Good News for Loons on Mercury--Thanks to You
Here is something to be thankful for! Good news is on its way for loons and other wildlife suffering from mercury pollution from coal-fired power plants.
This holiday season, let's give thanks to all of the advocates like you who speak up to protect wildlife.
Over the summer, NWF Action Fund supporters submitted over 50,000 comments to the Environmental Protection Agency over the summer and spoke up at public hearings held by the EPA.
Thanks to your advocacy and quick response to attacks on the Clean Air Act, new limits on mercury and air toxics pollution from power plants
that burn coal and oil are expected from the Environmental Protect
Agency on December 16.
Attacks to Limits on Mercury Pollution
The mercury pollution limits have come under attack from legislators trying to block the Environmental Protection Agency from enforcing the Clean Air Act.
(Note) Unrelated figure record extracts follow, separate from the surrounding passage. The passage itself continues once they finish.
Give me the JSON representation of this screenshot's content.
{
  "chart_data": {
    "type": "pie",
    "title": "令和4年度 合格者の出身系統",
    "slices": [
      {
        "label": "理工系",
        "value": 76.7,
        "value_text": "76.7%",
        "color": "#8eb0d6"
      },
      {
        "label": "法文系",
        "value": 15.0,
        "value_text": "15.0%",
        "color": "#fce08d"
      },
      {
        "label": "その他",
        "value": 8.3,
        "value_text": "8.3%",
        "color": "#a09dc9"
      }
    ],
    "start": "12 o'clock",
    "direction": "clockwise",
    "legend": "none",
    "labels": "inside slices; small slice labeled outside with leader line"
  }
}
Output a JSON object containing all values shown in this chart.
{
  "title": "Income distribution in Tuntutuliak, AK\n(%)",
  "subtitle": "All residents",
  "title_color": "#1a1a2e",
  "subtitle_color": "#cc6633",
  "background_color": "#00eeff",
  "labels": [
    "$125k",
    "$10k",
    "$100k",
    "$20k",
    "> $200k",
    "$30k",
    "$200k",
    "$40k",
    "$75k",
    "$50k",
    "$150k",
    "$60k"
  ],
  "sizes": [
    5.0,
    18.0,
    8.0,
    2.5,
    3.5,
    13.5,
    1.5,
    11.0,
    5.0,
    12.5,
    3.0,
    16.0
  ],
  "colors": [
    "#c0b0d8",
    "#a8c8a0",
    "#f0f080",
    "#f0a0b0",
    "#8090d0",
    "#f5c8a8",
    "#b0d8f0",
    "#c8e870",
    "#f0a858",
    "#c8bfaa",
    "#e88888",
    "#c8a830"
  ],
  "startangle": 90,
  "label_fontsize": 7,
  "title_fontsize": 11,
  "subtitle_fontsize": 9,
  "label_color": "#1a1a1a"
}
Senators Joe Manchin and Rob Portman attempted to block limits on mercury in the spring. The House of Representatives went so far as to pass the TRAIN Act, introduced by Rep. John Sullivan introduced in an attempt to dismantle core elements of the Clean Air Act--preventing the mercury rules from being adopted and blocking existing pollution limits.
Wildlife Harmed by Toxic Coal Pollution
Coal-fired power plants are the largest source of mercury pollution in our air. Their toxic pollution is carried in the wind before settling in local rivers and lakes--or in rivers and lakes that are as far as hundreds or thousands of miles away--and accumulating in fish.
Common Loons are species especially harmed by mercury pollution because it builds up in their bodies over years of eating mercury-laden fish. Loons in the northern U.S. dive in lakes in search of fish, but far too many of the trout, yellow perch, and other fish that Common Loons catch are contaminated by unregulated toxic mercury from coal-burning power plants, harming the loons and their young.
Find out what iconic species in your area--from walleye to river otters to wood thrush songbirds--are at risk from air pollution in NWF's "Game Changers" report on air pollution and wildlife.
Mercury in fish also harms people who eat fish, and is of particular concern to children, women who may have children, and anglers who eat what they catch.
Thank You for Taking Action for Wildlife
Your efforts on behalf of the Common Loon, fish, otters and other wildlife at risk from mercury pollution are truly something for which I am thankful.
As Lisa Jackson, Administrator of the EPA, recently said on the Daily Show, "environmentalism is not a spectator sport" and "we have to be vigilant in protecting our air and water."
Thank you for being involved and vigilant to protect wildlife and the clean air and water on which they depend.